[4215] in testers
Re: emacs 20.3/20.4 beta core dump
daemon@ATHENA.MIT.EDU (Richard Stallman)
Wed Jun 9 05:10:42 1999
Date: Wed, 9 Jun 1999 03:10:29 -0600 (MDT)
Message-Id: <199906090910.DAA05730@wijiji.santafe.edu>
From: Richard Stallman <rms@gnu.org>
To: jhawk@MIT.EDU
Cc: ghudson@MIT.EDU, testers@MIT.EDU
In-Reply-To: <199906070336.XAA27626@x15-cruise-basselope.mit.edu> (message
from John Hawkinson on Sun, 6 Jun 1999 23:36:02 -0400 (EDT))
Reply-To: rms@gnu.org
The obvious question is "Why it it adding 1 to find_before_next_newline()'s
result". The answer might be "Because find_before_next_newline() should always
return a position immediately followed by a newline, and the end of the buffer
is not necessarily a newline." Or not?
I think the reason is, that we want the position after the next newline,
and find_before_next_newline returns the position before it.

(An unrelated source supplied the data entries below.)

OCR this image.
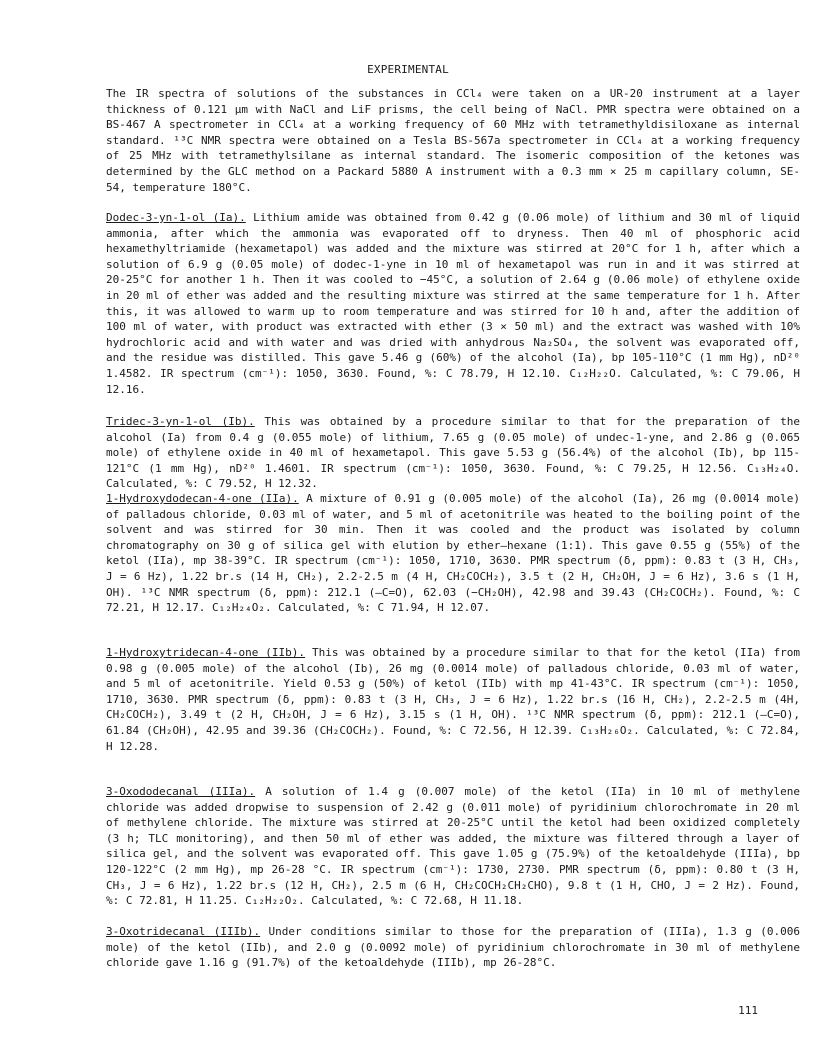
EXPERIMENTAL

The IR spectra of solutions of the substances in CCl₄ were taken on a UR-20 instrument at a layer thickness of 0.121 µm with NaCl and LiF prisms, the cell being of NaCl. PMR spectra were obtained on a BS-467 A spectrometer in CCl₄ at a working frequency of 60 MHz with tetramethyldisiloxane as internal standard. ¹³C NMR spectra were obtained on a Tesla BS-567a spectrometer in CCl₄ at a working frequency of 25 MHz with tetramethylsilane as internal standard. The isomeric composition of the ketones was determined by the GLC method on a Packard 5880 A instrument with a 0.3 mm × 25 m capillary column, SE-54, temperature 180°C.

Dodec-3-yn-1-ol (Ia). Lithium amide was obtained from 0.42 g (0.06 mole) of lithium and 30 ml of liquid ammonia, after which the ammonia was evaporated off to dryness. Then 40 ml of phosphoric acid hexamethyltriamide (hexametapol) was added and the mixture was stirred at 20°C for 1 h, after which a solution of 6.9 g (0.05 mole) of dodec-1-yne in 10 ml of hexametapol was run in and it was stirred at 20-25°C for another 1 h. Then it was cooled to −45°C, a solution of 2.64 g (0.06 mole) of ethylene oxide in 20 ml of ether was added and the resulting mixture was stirred at the same temperature for 1 h. After this, it was allowed to warm up to room temperature and was stirred for 10 h and, after the addition of 100 ml of water, with product was extracted with ether (3 × 50 ml) and the extract was washed with 10% hydrochloric acid and with water and was dried with anhydrous Na₂SO₄, the solvent was evaporated off, and the residue was distilled. This gave 5.46 g (60%) of the alcohol (Ia), bp 105-110°C (1 mm Hg), nD²⁰ 1.4582. IR spectrum (cm⁻¹): 1050, 3630. Found, %: C 78.79, H 12.10. C₁₂H₂₂O. Calculated, %: C 79.06, H 12.16.

Tridec-3-yn-1-ol (Ib). This was obtained by a procedure similar to that for the preparation of the alcohol (Ia) from 0.4 g (0.055 mole) of lithium, 7.65 g (0.05 mole) of undec-1-yne, and 2.86 g (0.065 mole) of ethylene oxide in 40 ml of hexametapol. This gave 5.53 g (56.4%) of the alcohol (Ib), bp 115-121°C (1 mm Hg), nD²⁰ 1.4601. IR spectrum (cm⁻¹): 1050, 3630. Found, %: C 79.25, H 12.56. C₁₃H₂₄O. Calculated, %: C 79.52, H 12.32.

1-Hydroxydodecan-4-one (IIa). A mixture of 0.91 g (0.005 mole) of the alcohol (Ia), 26 mg (0.0014 mole) of palladous chloride, 0.03 ml of water, and 5 ml of acetonitrile was heated to the boiling point of the solvent and was stirred for 30 min. Then it was cooled and the product was isolated by column chromatography on 30 g of silica gel with elution by ether–hexane (1:1). This gave 0.55 g (55%) of the ketol (IIa), mp 38-39°C. IR spectrum (cm⁻¹): 1050, 1710, 3630. PMR spectrum (δ, ppm): 0.83 t (3 H, CH₃, J = 6 Hz), 1.22 br.s (14 H, CH₂), 2.2-2.5 m (4 H, CH₂COCH₂), 3.5 t (2 H, CH₂OH, J = 6 Hz), 3.6 s (1 H, OH). ¹³C NMR spectrum (δ, ppm): 212.1 (—C=O), 62.03 (−CH₂OH), 42.98 and 39.43 (CH₂COCH₂). Found, %: C 72.21, H 12.17. C₁₂H₂₄O₂. Calculated, %: C 71.94, H 12.07.

1-Hydroxytridecan-4-one (IIb). This was obtained by a procedure similar to that for the ketol (IIa) from 0.98 g (0.005 mole) of the alcohol (Ib), 26 mg (0.0014 mole) of palladous chloride, 0.03 ml of water, and 5 ml of acetonitrile. Yield 0.53 g (50%) of ketol (IIb) with mp 41-43°C. IR spectrum (cm⁻¹): 1050, 1710, 3630. PMR spectrum (δ, ppm): 0.83 t (3 H, CH₃, J = 6 Hz), 1.22 br.s (16 H, CH₂), 2.2-2.5 m (4H, CH₂COCH₂), 3.49 t (2 H, CH₂OH, J = 6 Hz), 3.15 s (1 H, OH). ¹³C NMR spectrum (δ, ppm): 212.1 (—C=O), 61.84 (CH₂OH), 42.95 and 39.36 (CH₂COCH₂). Found, %: C 72.56, H 12.39. C₁₃H₂₆O₂. Calculated, %: C 72.84, H 12.28.

3-Oxododecanal (IIIa). A solution of 1.4 g (0.007 mole) of the ketol (IIa) in 10 ml of methylene chloride was added dropwise to suspension of 2.42 g (0.011 mole) of pyridinium chlorochromate in 20 ml of methylene chloride. The mixture was stirred at 20-25°C until the ketol had been oxidized completely (3 h; TLC monitoring), and then 50 ml of ether was added, the mixture was filtered through a layer of silica gel, and the solvent was evaporated off. This gave 1.05 g (75.9%) of the ketoaldehyde (IIIa), bp 120-122°C (2 mm Hg), mp 26-28 °C. IR spectrum (cm⁻¹): 1730, 2730. PMR spectrum (δ, ppm): 0.80 t (3 H, CH₃, J = 6 Hz), 1.22 br.s (12 H, CH₂), 2.5 m (6 H, CH₂COCH₂CH₂CHO), 9.8 t (1 H, CHO, J = 2 Hz). Found, %: C 72.81, H 11.25. C₁₂H₂₂O₂. Calculated, %: C 72.68, H 11.18.

3-Oxotridecanal (IIIb). Under conditions similar to those for the preparation of (IIIa), 1.3 g (0.006 mole) of the ketol (IIb), and 2.0 g (0.0092 mole) of pyridinium chlorochromate in 30 ml of methylene chloride gave 1.16 g (91.7%) of the ketoaldehyde (IIIb), mp 26-28°C.

111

But the bug is when find_before_next_newline stops because of the end
of the buffer instead of before a newline.
shortage is indeed set to 1. Is the sense of this test wrong? I would assume
that if we found a shortage (scan buffer failed to find a newline), that we
want to return one less character than otherwise?
Certainly not! We should not give a subroutine a bizarre and incoherent
meaning, just to cause a certain caller to work!
I suspect that the right fix does not involve mucking with
find_before_next_newline(). I'm planning on trying to the following
workaround.
This seems like a clean fix. I will have it installed.